The spending review will widen the jobs and wealth gap between London and the regions – and will hurt property, experts tell Damian Wild.

The Comprehensive Spending Review will fuel unemployment in regional markets and make occupiers think twice about taking space in many towns and cities across the UK.

That was the unambiguous view of a panel of property experts convened by Estates Gazette to discuss the fallout from last week’s announcements and the findings of the latest EG/BNP Paribas Real Estate Sentiment Study (16 October, p68).

Mark Anderson, Whitbread’s commercial and property director, admitted that he was cautious about investing in some parts of the country after chancellor George Osborne’s speech.

“To secure the right properties in the right markets, this is arguably our best time to be pushing ahead with expansion,” he said.

“At the moment, we are debating how fast we expand and in which locations we expand. We have our target growth list, which takes us into 350 different new markets in the UK. We are bringing regeneration and jobs into some of those areas. But equally, we need some form of confidence and certainty over those markets.

“We’ll expand anywhere in London, because we’re so confident that London is in great shape for the next few years. But outside London, we see a very different picture.

“I was looking at a couple of sites in Essex, where there is great dependency on local authority jobs. Those places are going to be hit hard. That will mean less business in the area, particularly for our hotels, and it will weaken our confidence.”

Mark England, chief executive of BNP Paribas Real Estate, warned of the review’s expected consequences for regional occupier markets.
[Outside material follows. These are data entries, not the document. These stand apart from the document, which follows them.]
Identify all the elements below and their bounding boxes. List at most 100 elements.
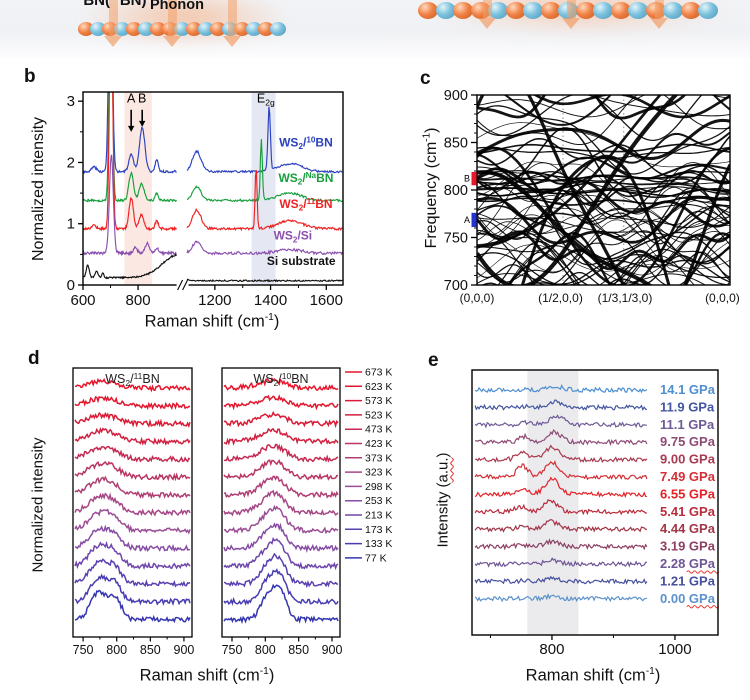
legend-label: 323 K <box>365 467 392 479</box>
mode-marker-label: B <box>464 174 470 184</box>
pressure-spectrum-curve <box>474 538 648 551</box>
boron-atom <box>575 1 596 19</box>
legend-label: 77 K <box>365 552 387 564</box>
temperature-spectrum-curve <box>223 536 339 571</box>
pressure-spectrum-curve <box>474 575 648 585</box>
panel-b-letter: b <box>24 66 36 87</box>
pressure-label: 0.00 GPa <box>660 591 716 606</box>
phonon-arrow-head <box>104 36 122 47</box>
temperature-spectrum-curve <box>74 460 191 482</box>
phonon-arrow <box>108 0 118 36</box>
spellcheck-wavy-underline <box>686 570 720 574</box>
temperature-spectrum-curve <box>223 522 339 554</box>
pressure-label: 4.44 GPa <box>660 521 716 536</box>
phonon-arrow-head <box>163 36 181 47</box>
spectrum-curve <box>83 92 178 203</box>
nitrogen-atom <box>593 1 613 19</box>
mode-marker <box>471 212 477 228</box>
pressure-label: 9.75 GPa <box>660 434 716 449</box>
phonon-schematic: 10BN(11BN) Phonon <box>0 0 750 58</box>
x-tick-label: 600 <box>70 292 95 309</box>
legend-label: 473 K <box>365 424 392 436</box>
mode-annotation-label: E2g <box>257 92 275 108</box>
pressure-spectrum-curve <box>474 476 648 499</box>
subpanel-title: WS2/11BN <box>105 371 160 388</box>
pressure-spectrum-curve <box>474 499 648 516</box>
x-tick-label: 800 <box>106 643 127 657</box>
phonon-arrow-head <box>478 18 496 29</box>
y-tick-label: 0 <box>67 277 75 294</box>
temperature-spectrum-curve <box>223 394 339 411</box>
series-label: Si substrate <box>267 254 336 268</box>
phonon-branch <box>477 118 730 161</box>
temperature-spectrum-curve <box>223 459 338 481</box>
spectrum-curve <box>186 278 343 283</box>
x-tick-label: 900 <box>322 643 343 657</box>
pressure-spectrum-curve <box>474 384 648 394</box>
legend-label: 253 K <box>365 495 392 507</box>
peak-annotation-label: B <box>138 92 146 106</box>
phonon-branch <box>477 202 730 245</box>
phonon-branch <box>477 95 662 247</box>
phonon-branch <box>477 216 730 243</box>
phonon-branch <box>507 245 730 285</box>
spectrum-curve <box>186 139 343 203</box>
legend-label: 373 K <box>365 452 392 464</box>
spectrum-curve <box>83 92 177 175</box>
phonon-branch <box>477 146 730 160</box>
boron-atom <box>680 1 701 19</box>
panel-e-letter: e <box>428 350 439 371</box>
subpanel-title: WS2/10BN <box>253 371 308 388</box>
x-tick-label: 750 <box>73 643 94 657</box>
phonon-branch <box>477 252 730 285</box>
phonon-branch <box>480 247 730 285</box>
series-label: WS2/10BN <box>279 136 333 152</box>
kpath-label: (0,0,0) <box>705 291 740 305</box>
temperature-spectrum-curve <box>74 524 191 553</box>
panel-e-chart: 14.1 GPa 11.9 GPa 11.1 GPa 9.75 GPa 9.00 GPa… <box>471 369 720 658</box>
phonon-branch <box>477 195 730 206</box>
phonon-branch <box>503 95 730 126</box>
legend-label: 573 K <box>365 395 392 407</box>
pressure-label: 3.19 GPa <box>660 539 716 554</box>
legend-label: 623 K <box>365 381 392 393</box>
y-tick-label: 850 <box>444 136 468 152</box>
x-tick-label: 900 <box>174 643 195 657</box>
phonon-arrow <box>482 0 492 18</box>
phonon-arrow-head <box>223 36 241 47</box>
spectrum-curve <box>186 106 343 174</box>
spectrum-curve <box>186 170 343 232</box>
pressure-spectrum-curve <box>474 557 648 568</box>
phonon-branch <box>477 143 730 154</box>
spectrum-curve <box>186 240 343 256</box>
nitrogen-atom <box>628 1 648 19</box>
panel-b-xlabel: Raman shift (cm-1) <box>144 312 280 331</box>
temperature-spectrum-curve <box>223 410 339 429</box>
temperature-spectrum-curve <box>74 558 191 588</box>
phonon-branch <box>477 95 730 285</box>
legend-label: 523 K <box>365 409 392 421</box>
phonon-branch <box>477 244 730 279</box>
legend-label: 133 K <box>365 538 392 550</box>
pressure-spectrum-curve <box>475 429 648 447</box>
nitrogen-atom <box>523 1 543 19</box>
phonon-branch <box>477 186 730 195</box>
panel-d-letter: d <box>28 348 40 369</box>
pressure-label: 6.55 GPa <box>660 486 716 501</box>
x-tick-label: 850 <box>140 643 161 657</box>
panel-d-xlabel: Raman shift (cm-1) <box>139 666 275 685</box>
y-tick-label: 900 <box>444 88 468 104</box>
temperature-spectrum-curve <box>74 427 191 446</box>
y-tick-label: 700 <box>444 278 468 294</box>
boron-atom <box>418 1 438 19</box>
temperature-spectrum-curve <box>223 376 339 392</box>
phonon-branch <box>477 95 687 120</box>
phonon-arrow-head <box>650 18 668 29</box>
x-tick-label: 1600 <box>310 292 343 309</box>
phonon-branch <box>477 251 730 285</box>
pressure-spectrum-curve <box>474 399 648 412</box>
phonon-arrow <box>227 0 237 36</box>
temperature-spectrum-curve <box>74 411 191 428</box>
phonon-branch <box>477 105 730 175</box>
x-tick-label: 800 <box>255 643 276 657</box>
“Half-a-million job losses is a very significant number, and that’s going to hit people very hard,” he said. “Saying that job losses in the public sector are going to be replaced by the private sector is very neat. But are they going to be replaced with the same type of job in the same place? In my view, clearly not.

“I see a lot of these job losses happening outside London, and the new jobs being created in London – and that’s not good news for the regional markets.”

Liz Peace, chief executive of the British Property Federation, said: “Inevitably, there is going to be a huge number of knock-on effects. People are greatly influenced by what they read in the papers, and that’s bound to have an effect on our industry because we’re the basis of just about every activity in the country. You have to have property to do it.”

John Burns, chief executive of Derwent London, saw some good news for developers in the government stock likely to be released on to the market.

“Looking at it from a selfish point of view, from our shareholders’ perspective, we like to buy government buildings with three or four years left on the lease,” he said. “Why? Because we can improve them and do things with them.”

But he added: “We’ve made 170 lettings in the past 22 months, which is pretty good by any standard. But what concerns me – and looking at it away from the selfish perspective – is what’s going to happen out of town, with the cutbacks to the regional office market.

“Unless a building has got an alternative use for residential, I really would be very, very concerned.”